In queste parole possiamo trovare ciò che davvero compone il cuore del festival, in tutte le sue sfumature e derivazioni: l’evoluzione dell’evento ha mantenuto una vena autoriale, senza però rinunciare a un atteggiamento contemporaneo e aggiornato, più “mainstream” e pop, vicino a un pubblico sempre più ampio e variegato.
Ad avviare la componente cinematografica del festival è White Noise, lungometraggio diretto da Noah Baumbach, che ha conquistato pubblico e critica: basato sul romanzo Rumore Bianco di Don DeLillo, sul grande schermo le performance di Adam Driver (attore dal talento innegabile, asceso con la trilogia di Star Wars e poi deificato con Storia di un Matrimonio, House of Gucci e The Last Duel) e di Greta Gerwig (attrice acclamata, personalità venerata dal pubblico e regista dell’attesissimo film satirico Barbie, con protagonisti Ryan Gosling e Margot Robbie) hanno dipinto un mondo americano medio-borghese, in cui eventi inspiegabili e di tutti i giorni si legano in una trama capace di rendere il film un vero e proprio cult.
Dopo il debutto di White Noise, un’altra grande tematica ha investito la 79esima edizione del festival, quella dell’identità di genere.
Diverse prospettive ed esperienze si condensano così in un mosaico di storie, che sul grande schermo si caricano di autorità e accedono a una visibilità unica nel suo genere: tra le nuovi voci di questa rivoluzioni, troviamo Monica, di Andrea Pallaoro, in cui la protagonista (interpretata l’attrice transgender Trace Lysette) sceglie di occuparsi della madre morente, seppur in passato questa l’avesse rifiutata proprio per la sua identità transessuale, tema che caratterizza anche Le Favolose di Roberta Torre, lungometraggio concentrato sulle storie queer e bolognesi delle attiviste Porpora Marcasciano e Nicole De Leo; fuori dal coro la nuova proposta di Luca Guadagnino, che ci propone Bones and All, la storia di un cannibale bisessuale interpretato dalla sua musa, Timothée Chalamet, mentre il lato più realistico e storico del mondo queer si rivela grazie a Casa Susanna di Sebastien Lifshitz.

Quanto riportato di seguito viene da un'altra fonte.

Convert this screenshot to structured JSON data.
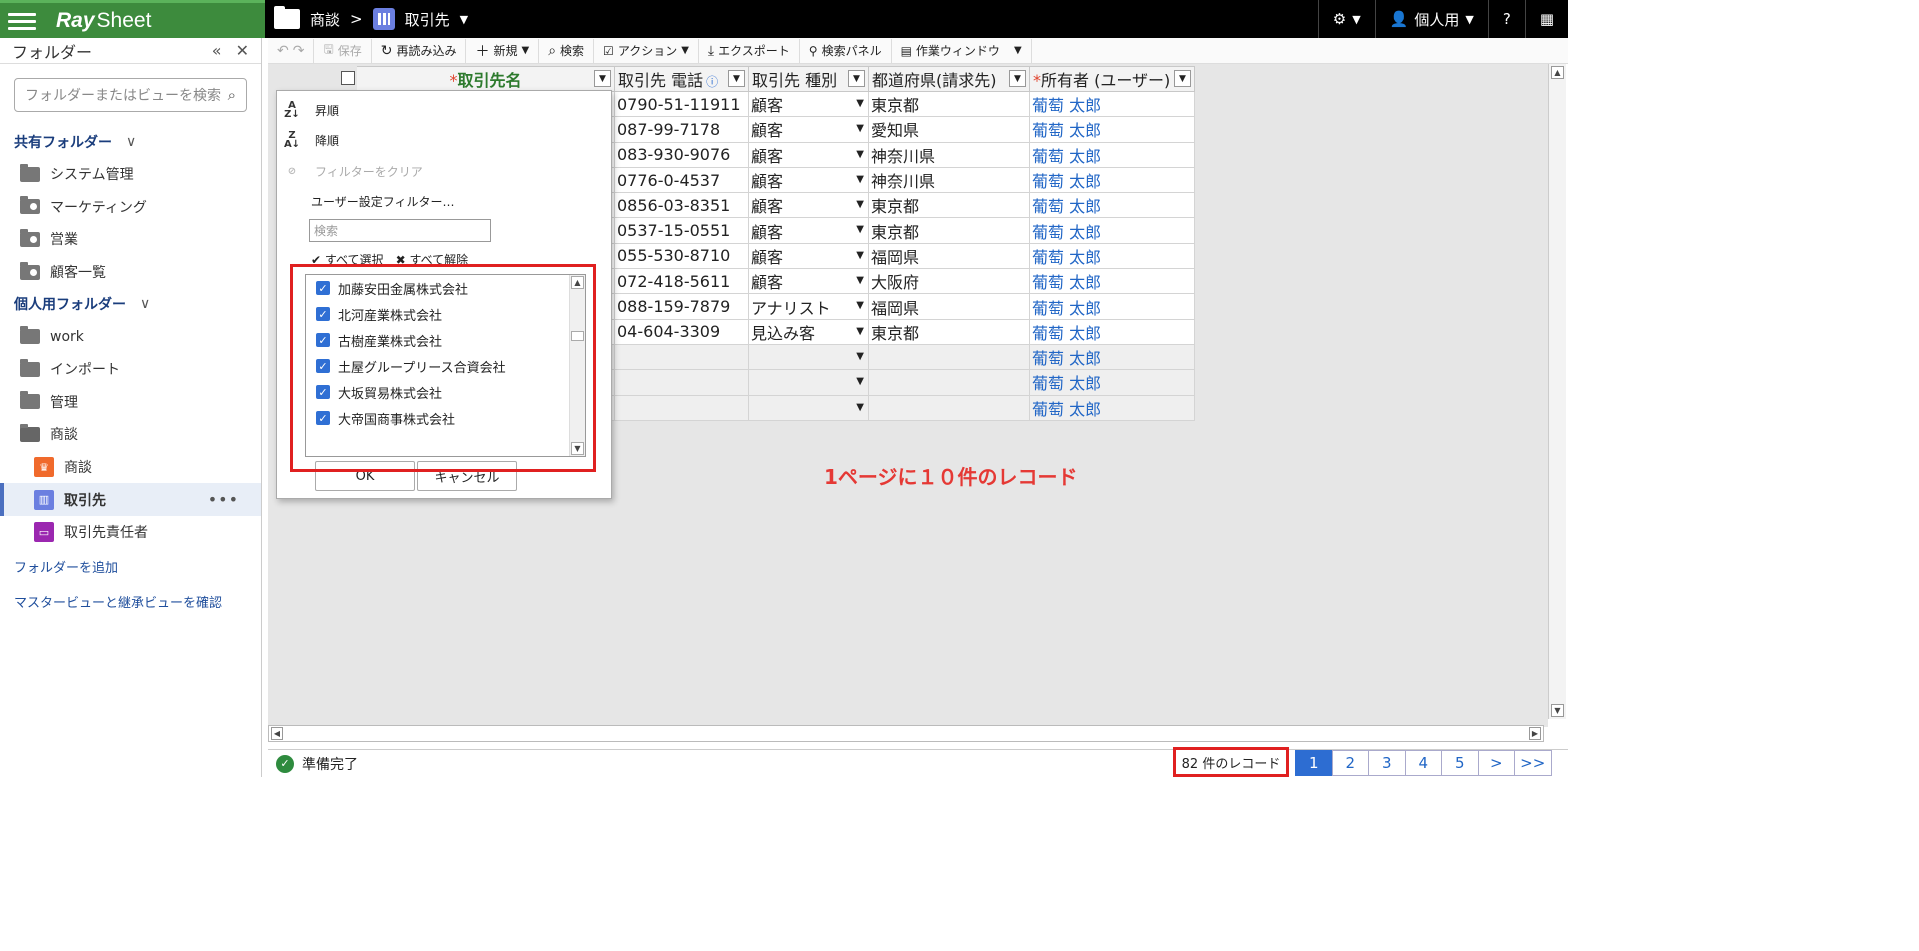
{
  "app": {
    "logo_bold": "Ray",
    "logo_rest": "Sheet"
  },
  "breadcrumb": {
    "parent": "商談",
    "separator": ">",
    "current": "取引先"
  },
  "topright": {
    "user_label": "個人用",
    "help": "?"
  },
  "sidebar": {
    "title": "フォルダー",
    "search_placeholder": "フォルダーまたはビューを検索",
    "shared_title": "共有フォルダー",
    "shared_items": [
      "システム管理",
      "マーケティング",
      "営業",
      "顧客一覧"
    ],
    "personal_title": "個人用フォルダー",
    "personal_items": [
      "work",
      "インポート",
      "管理",
      "商談"
    ],
    "sub_items": [
      "商談",
      "取引先",
      "取引先責任者"
    ],
    "add_folder": "フォルダーを追加",
    "master_view": "マスタービューと継承ビューを確認"
  },
  "toolbar": {
    "save": "保存",
    "reload": "再読み込み",
    "new": "新規",
    "search": "検索",
    "action": "アクション",
    "export": "エクスポート",
    "search_panel": "検索パネル",
    "work_window": "作業ウィンドウ"
  },
  "grid": {
    "headers": {
      "name": "取引先名",
      "phone": "取引先 電話",
      "type": "取引先 種別",
      "pref": "都道府県(請求先)",
      "owner": "所有者 (ユーザー)"
    },
    "rows": [
      {
        "phone": "0790-51-11911",
        "type": "顧客",
        "pref": "東京都",
        "owner": "葡萄 太郎"
      },
      {
        "phone": "087-99-7178",
        "type": "顧客",
        "pref": "愛知県",
        "owner": "葡萄 太郎"
      },
      {
        "phone": "083-930-9076",
        "type": "顧客",
        "pref": "神奈川県",
        "owner": "葡萄 太郎"
      },
      {
        "phone": "0776-0-4537",
        "type": "顧客",
        "pref": "神奈川県",
        "owner": "葡萄 太郎"
      },
      {
        "phone": "0856-03-8351",
        "type": "顧客",
        "pref": "東京都",
        "owner": "葡萄 太郎"
      },
      {
        "phone": "0537-15-0551",
        "type": "顧客",
        "pref": "東京都",
        "owner": "葡萄 太郎"
      },
      {
        "phone": "055-530-8710",
        "type": "顧客",
        "pref": "福岡県",
        "owner": "葡萄 太郎"
      },
      {
        "phone": "072-418-5611",
        "type": "顧客",
        "pref": "大阪府",
        "owner": "葡萄 太郎"
      },
      {
        "phone": "088-159-7879",
        "type": "アナリスト",
        "pref": "福岡県",
        "owner": "葡萄 太郎"
      },
      {
        "phone": "04-604-3309",
        "type": "見込み客",
        "pref": "東京都",
        "owner": "葡萄 太郎"
      }
    ],
    "empty_owner": "葡萄 太郎"
  },
  "banner": "1ページに１０件のレコード",
  "filter_popup": {
    "asc": "昇順",
    "desc": "降順",
    "clear": "フィルターをクリア",
    "custom": "ユーザー設定フィルター…",
    "search_placeholder": "検索",
    "select_all": "すべて選択",
    "deselect_all": "すべて解除",
    "items": [
      "加藤安田金属株式会社",
      "北河産業株式会社",
      "古樹産業株式会社",
      "土屋グループリース合資会社",
      "大坂貿易株式会社",
      "大帝国商事株式会社"
    ],
    "ok": "OK",
    "cancel": "キャンセル"
  },
  "status": {
    "text": "準備完了",
    "record_count": "82 件のレコード",
    "pages": [
      "1",
      "2",
      "3",
      "4",
      "5",
      ">",
      ">>"
    ],
    "current_page": "1"
  },
  "colors": {
    "brand_green": "#3d8b3d",
    "accent_blue": "#2d6dd2",
    "highlight_red": "#e02020"
  }
}
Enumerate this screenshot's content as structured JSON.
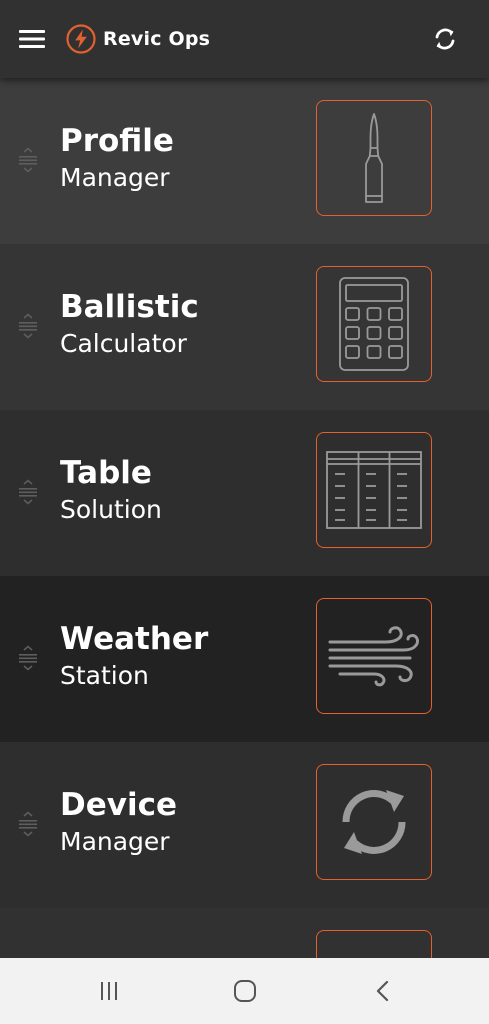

Infine un posto di grande importanza lo ricoprono i grandi nomi del lusso: dal red carpet a eventi studiati a d’hoc, Yves Saint Laurent celebra la grande carriera di Catherine Deneuve, premiata con il Leone d’Oro alla Carriera, dedicandole una mostra esclusiva che ne ripercorre la storia, mentre Chanel e Cartier volgono lo sguardo proprio al grande schermo, proiettando due cortometraggi completamente immersivi.